Taliban fighters in Afghanistan have shot dead a relative of a journalist working for Deutsche Welle, the German public broadcaster says.
The news comes as fears grow the hardline group is reneging on its promise not to target the media or Afghans who worked with foreign countries.
Deutsche Welle said the militants were conducting a house-to-house search for the journalist, who now works in Germany. A second relative was seriously wounded but others were able to escape, it said, without giving details of the incident.
Taliban leaders vowed a complete amnesty for Afghans after taking Kabul on Sunday, but a report submitted to the UN says the militants have been conducting "targeted door-to-door visits" of people who worked with US and Nato forces.
The report by the Norwegian Centre for Global Analyses, the UN's threat assessment consultants, said militants were also screening people on the way to the capital's airport, the only exit route for thousands of foreigners and Afghans seeking to flee Taliban rule.
"They are targeting the families of those who refuse to give themselves up, and prosecuting and punishing their families 'according to Sharia law'," Christian Nellemann, the group's executive director, told AFP.

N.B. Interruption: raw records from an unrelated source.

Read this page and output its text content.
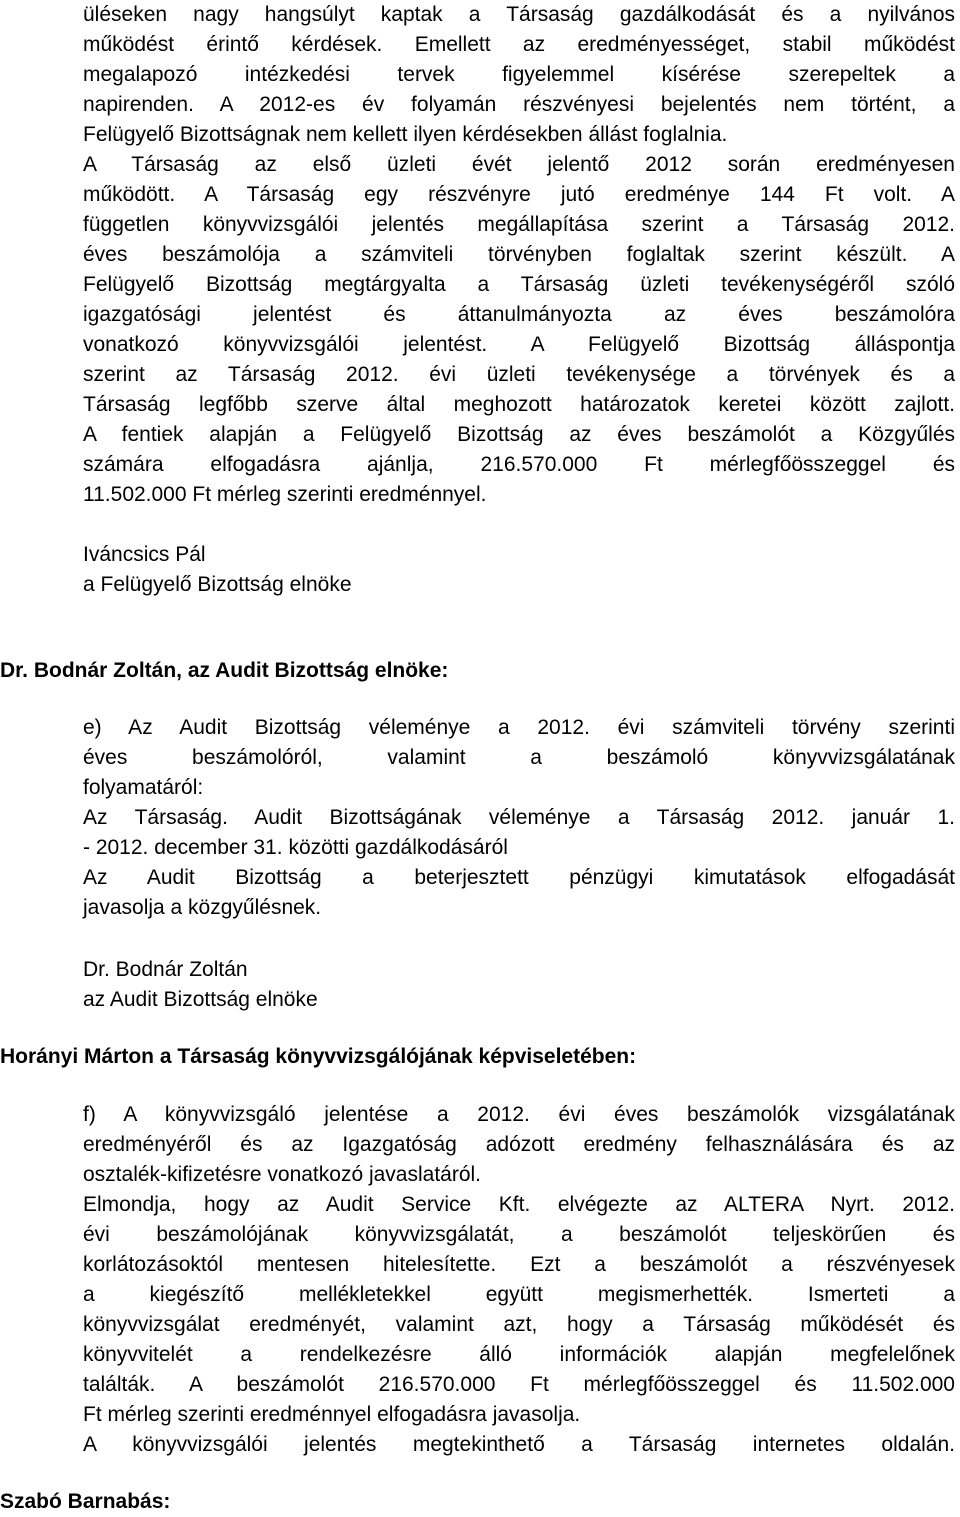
üléseken nagy hangsúlyt kaptak a Társaság gazdálkodását és a nyilvános
működést érintő kérdések. Emellett az eredményességet, stabil működést
megalapozó intézkedési tervek figyelemmel kísérése szerepeltek a
napirenden. A 2012-es év folyamán részvényesi bejelentés nem történt, a
Felügyelő Bizottságnak nem kellett ilyen kérdésekben állást foglalnia.
A Társaság az első üzleti évét jelentő 2012 során eredményesen
működött. A Társaság egy részvényre jutó eredménye 144 Ft volt. A
független könyvvizsgálói jelentés megállapítása szerint a Társaság 2012.
éves beszámolója a számviteli törvényben foglaltak szerint készült. A
Felügyelő Bizottság megtárgyalta a Társaság üzleti tevékenységéről szóló
igazgatósági jelentést és áttanulmányozta az éves beszámolóra
vonatkozó könyvvizsgálói jelentést. A Felügyelő Bizottság álláspontja
szerint az Társaság 2012. évi üzleti tevékenysége a törvények és a
Társaság legfőbb szerve által meghozott határozatok keretei között zajlott.
A fentiek alapján a Felügyelő Bizottság az éves beszámolót a Közgyűlés
számára elfogadásra ajánlja, 216.570.000 Ft mérlegfőösszeggel és
11.502.000 Ft mérleg szerinti eredménnyel.
Iváncsics Pál
a Felügyelő Bizottság elnöke
Dr. Bodnár Zoltán, az Audit Bizottság elnöke:
e) Az Audit Bizottság véleménye a 2012. évi számviteli törvény szerinti
éves beszámolóról, valamint a beszámoló könyvvizsgálatának
folyamatáról:
Az Társaság. Audit Bizottságának véleménye a Társaság 2012. január 1.
- 2012. december 31. közötti gazdálkodásáról
Az Audit Bizottság a beterjesztett pénzügyi kimutatások elfogadását
javasolja a közgyűlésnek.
Dr. Bodnár Zoltán
az Audit Bizottság elnöke
Horányi Márton a Társaság könyvvizsgálójának képviseletében:
f) A könyvvizsgáló jelentése a 2012. évi éves beszámolók vizsgálatának
eredményéről és az Igazgatóság adózott eredmény felhasználására és az
osztalék-kifizetésre vonatkozó javaslatáról.
Elmondja, hogy az Audit Service Kft. elvégezte az ALTERA Nyrt. 2012.
évi beszámolójának könyvvizsgálatát, a beszámolót teljeskörűen és
korlátozásoktól mentesen hitelesítette. Ezt a beszámolót a részvényesek
a kiegészítő mellékletekkel együtt megismerhették. Ismerteti a
könyvvizsgálat eredményét, valamint azt, hogy a Társaság működését és
könyvvitelét a rendelkezésre álló információk alapján megfelelőnek
találták. A beszámolót 216.570.000 Ft mérlegfőösszeggel és 11.502.000
Ft mérleg szerinti eredménnyel elfogadásra javasolja.
A könyvvizsgálói jelentés megtekinthető a Társaság internetes oldalán.
Szabó Barnabás:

"We expect both individuals previously working with Nato/US forces and their allies, alongside with their family members to be exposed to torture and executions."
The Taliban have denied such accusations in the past and have several times issued statements saying fighters were barred from entering private homes.
They also insisted women and journalists have nothing to fear under their new rule, although several media workers have reported being beaten with sticks or whips when trying to record some of the chaos seen in Kabul in recent days.
Deutsche Welle director general Peter Limbourg said the killing of its employee's relative showed the danger facing media workers and their families in Afghanistan.
"It is evident that the Taliban are already carrying out organised searches for journalists, both in Kabul and in the provinces. We are running out of time!"
The Taliban had raided the homes of at least three other DW journalists, the broadcaster said.
DW and other German media organisations have called on the German government to take swift action to help their Afghan staff.
The Taliban launched a public relations blitz promising media freedom and a pardon for all their opponents after regaining control of the country.
Under Taliban rule from 1996 to 2001, Afghan women were excluded from public life and girls banned from school. Under the strict version of Islamic law imposed by the group, people were stoned to death for adultery, while music and television were banned.
The United States invaded Afghanistan and toppled Taliban in 2001 for providing sanctuary to Al Qaeda following the September 11 attacks.
A video posted online by a high-profile woman journalist this week for a government-run television station offered a different reality to the Taliban's new image of tolerance.
"Our lives are under threat," Shabnam Dawran, an anchor at state-owned broadcaster RTA, said as she recounted being barred from the office.
"The male employees, those with office cards were allowed to enter the office but I was told that I couldn't continue my duty because the system has been changed," she said.